Join Date: Jan 2001
Location: Lubbock, TX USA
Re: Overbore overheat myth
DjD, how does heat come into the outer part of the cylinder wall from the coolant??? It's dissipated by the coolant, not the other way around - the outer surface of the cylinder is a good bit hotter than the coolant so heat travels away from the cylinder, not into it.

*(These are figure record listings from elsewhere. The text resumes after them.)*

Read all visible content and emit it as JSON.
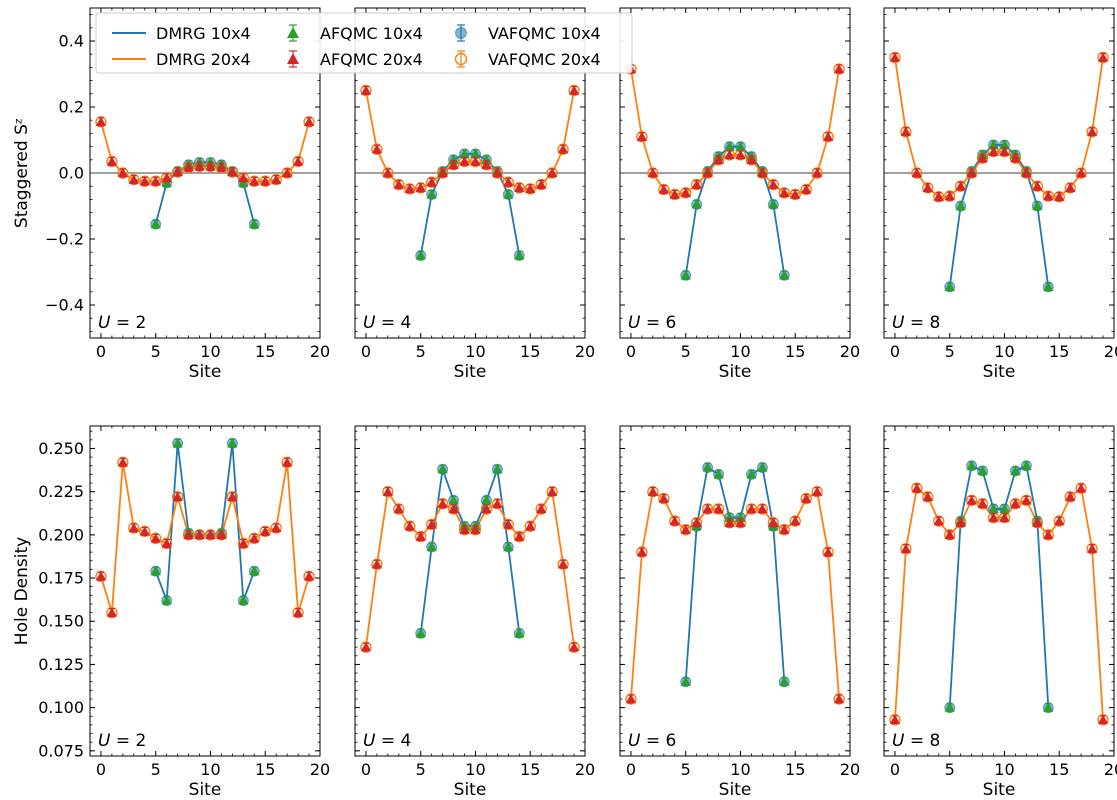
{
  "chart_data": {
    "type": "line",
    "layout": "2 rows x 4 columns, shared y-axis per row",
    "x": [
      0,
      1,
      2,
      3,
      4,
      5,
      6,
      7,
      8,
      9,
      10,
      11,
      12,
      13,
      14,
      15,
      16,
      17,
      18,
      19
    ],
    "xlabel": "Site",
    "xticks": [
      0,
      5,
      10,
      15,
      20
    ],
    "xlim": [
      -1,
      20
    ],
    "legend": {
      "placement": "top-left of first panel, spanning",
      "entries": [
        {
          "label": "DMRG 10x4",
          "series": "dmrg10"
        },
        {
          "label": "DMRG 20x4",
          "series": "dmrg20"
        },
        {
          "label": "AFQMC 10x4",
          "series": "afqmc10"
        },
        {
          "label": "AFQMC 20x4",
          "series": "afqmc20"
        },
        {
          "label": "VAFQMC 10x4",
          "series": "vafqmc10"
        },
        {
          "label": "VAFQMC 20x4",
          "series": "vafqmc20"
        }
      ]
    },
    "series_styles": {
      "dmrg10": {
        "color": "#1f77b4",
        "kind": "line"
      },
      "dmrg20": {
        "color": "#ff7f0e",
        "kind": "line"
      },
      "afqmc10": {
        "color": "#2ca02c",
        "kind": "triangle"
      },
      "afqmc20": {
        "color": "#d62728",
        "kind": "triangle"
      },
      "vafqmc10": {
        "color": "#1f77b4",
        "kind": "circle-filled"
      },
      "vafqmc20": {
        "color": "#ff7f0e",
        "kind": "circle-open"
      }
    },
    "rows": [
      {
        "ylabel": "Staggered Sᶻ",
        "ylim": [
          -0.5,
          0.5
        ],
        "yticks": [
          -0.4,
          -0.2,
          0.0,
          0.2,
          0.4
        ],
        "ytick_labels": [
          "−0.4",
          "−0.2",
          "0.0",
          "0.2",
          "0.4"
        ],
        "zero_line": true,
        "panels": [
          {
            "label": "U = 2",
            "short_x": [
              5,
              6,
              7,
              8,
              9,
              10,
              11,
              12,
              13,
              14
            ],
            "short": [
              -0.155,
              -0.03,
              0.005,
              0.025,
              0.032,
              0.032,
              0.025,
              0.005,
              -0.03,
              -0.155
            ],
            "long": [
              0.155,
              0.035,
              0.0,
              -0.02,
              -0.025,
              -0.025,
              -0.015,
              0.003,
              0.017,
              0.02,
              0.02,
              0.017,
              0.003,
              -0.015,
              -0.025,
              -0.025,
              -0.02,
              0.0,
              0.035,
              0.155
            ]
          },
          {
            "label": "U = 4",
            "short_x": [
              5,
              6,
              7,
              8,
              9,
              10,
              11,
              12,
              13,
              14
            ],
            "short": [
              -0.25,
              -0.065,
              0.005,
              0.04,
              0.058,
              0.058,
              0.04,
              0.005,
              -0.065,
              -0.25
            ],
            "long": [
              0.25,
              0.072,
              0.0,
              -0.035,
              -0.048,
              -0.045,
              -0.028,
              0.0,
              0.025,
              0.035,
              0.035,
              0.025,
              0.0,
              -0.028,
              -0.045,
              -0.048,
              -0.035,
              0.0,
              0.072,
              0.25
            ]
          },
          {
            "label": "U = 6",
            "short_x": [
              5,
              6,
              7,
              8,
              9,
              10,
              11,
              12,
              13,
              14
            ],
            "short": [
              -0.31,
              -0.095,
              0.005,
              0.05,
              0.08,
              0.08,
              0.05,
              0.005,
              -0.095,
              -0.31
            ],
            "long": [
              0.315,
              0.11,
              0.0,
              -0.05,
              -0.065,
              -0.06,
              -0.035,
              0.0,
              0.04,
              0.055,
              0.055,
              0.04,
              0.0,
              -0.035,
              -0.06,
              -0.065,
              -0.05,
              0.0,
              0.11,
              0.315
            ]
          },
          {
            "label": "U = 8",
            "short_x": [
              5,
              6,
              7,
              8,
              9,
              10,
              11,
              12,
              13,
              14
            ],
            "short": [
              -0.345,
              -0.1,
              0.005,
              0.055,
              0.085,
              0.085,
              0.055,
              0.005,
              -0.1,
              -0.345
            ],
            "long": [
              0.35,
              0.125,
              0.0,
              -0.045,
              -0.072,
              -0.07,
              -0.04,
              0.0,
              0.045,
              0.065,
              0.065,
              0.045,
              0.0,
              -0.04,
              -0.07,
              -0.072,
              -0.045,
              0.0,
              0.125,
              0.35
            ]
          }
        ]
      },
      {
        "ylabel": "Hole Density",
        "ylim": [
          0.072,
          0.263
        ],
        "yticks": [
          0.075,
          0.1,
          0.125,
          0.15,
          0.175,
          0.2,
          0.225,
          0.25
        ],
        "ytick_labels": [
          "0.075",
          "0.100",
          "0.125",
          "0.150",
          "0.175",
          "0.200",
          "0.225",
          "0.250"
        ],
        "zero_line": false,
        "panels": [
          {
            "label": "U = 2",
            "short_x": [
              5,
              6,
              7,
              8,
              9,
              10,
              11,
              12,
              13,
              14
            ],
            "short": [
              0.179,
              0.162,
              0.253,
              0.201,
              0.2,
              0.2,
              0.201,
              0.253,
              0.162,
              0.179
            ],
            "long": [
              0.176,
              0.155,
              0.242,
              0.204,
              0.202,
              0.198,
              0.195,
              0.222,
              0.2,
              0.2,
              0.2,
              0.2,
              0.222,
              0.195,
              0.198,
              0.202,
              0.204,
              0.242,
              0.155,
              0.176
            ]
          },
          {
            "label": "U = 4",
            "short_x": [
              5,
              6,
              7,
              8,
              9,
              10,
              11,
              12,
              13,
              14
            ],
            "short": [
              0.143,
              0.193,
              0.238,
              0.22,
              0.205,
              0.205,
              0.22,
              0.238,
              0.193,
              0.143
            ],
            "long": [
              0.135,
              0.183,
              0.225,
              0.215,
              0.205,
              0.199,
              0.206,
              0.218,
              0.215,
              0.203,
              0.203,
              0.215,
              0.218,
              0.206,
              0.199,
              0.205,
              0.215,
              0.225,
              0.183,
              0.135
            ]
          },
          {
            "label": "U = 6",
            "short_x": [
              5,
              6,
              7,
              8,
              9,
              10,
              11,
              12,
              13,
              14
            ],
            "short": [
              0.115,
              0.205,
              0.239,
              0.235,
              0.21,
              0.21,
              0.235,
              0.239,
              0.205,
              0.115
            ],
            "long": [
              0.105,
              0.19,
              0.225,
              0.221,
              0.208,
              0.203,
              0.207,
              0.215,
              0.215,
              0.207,
              0.207,
              0.215,
              0.215,
              0.207,
              0.203,
              0.208,
              0.221,
              0.225,
              0.19,
              0.105
            ]
          },
          {
            "label": "U = 8",
            "short_x": [
              5,
              6,
              7,
              8,
              9,
              10,
              11,
              12,
              13,
              14
            ],
            "short": [
              0.1,
              0.208,
              0.24,
              0.237,
              0.215,
              0.215,
              0.237,
              0.24,
              0.208,
              0.1
            ],
            "long": [
              0.093,
              0.192,
              0.227,
              0.222,
              0.208,
              0.2,
              0.207,
              0.22,
              0.218,
              0.21,
              0.21,
              0.218,
              0.22,
              0.207,
              0.2,
              0.208,
              0.222,
              0.227,
              0.192,
              0.093
            ]
          }
        ]
      }
    ]
  }
}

How does having a thicker cylinder wall help dissipate heat? I think it would retain it since it's denser than the surrounding water. Heat travels through the cylinder walls from the cylinder, it should cool faster if it has less distance to travel. The only area of a cylinder that can actually dissipate heat is the very outer surface of the cylinder barrel where it's in contact with coolant, the rest of it either retains it or transfers it.
Big blocks RARELY overheat with a decent cooling system, even if they're punched .100 over or more. That's because folks that build big blocks generally pay closer attention to cooling needs than folks that build small blocks, IMHO.
If there was anything to this myth, aftermarket block manufacturers would include something about it in their machining instructions, but they don't. Cylinder wall thickness for rigidity/ring seal is the only thing they're concerned about.
I think the whole wive's tale got started by folks removing smogger 305's and 307's and replacing them with much more powerful engines including the engine that got this whole myth started, the lowly 400.
The internal combustion engine generates heat. The more power it makes, the more heat is generated and the better the cooling system needs to be.
FCS Harmony Racing
Momma always told me not to look into the eyes of the sun.
"But momma, that's where the fun is!"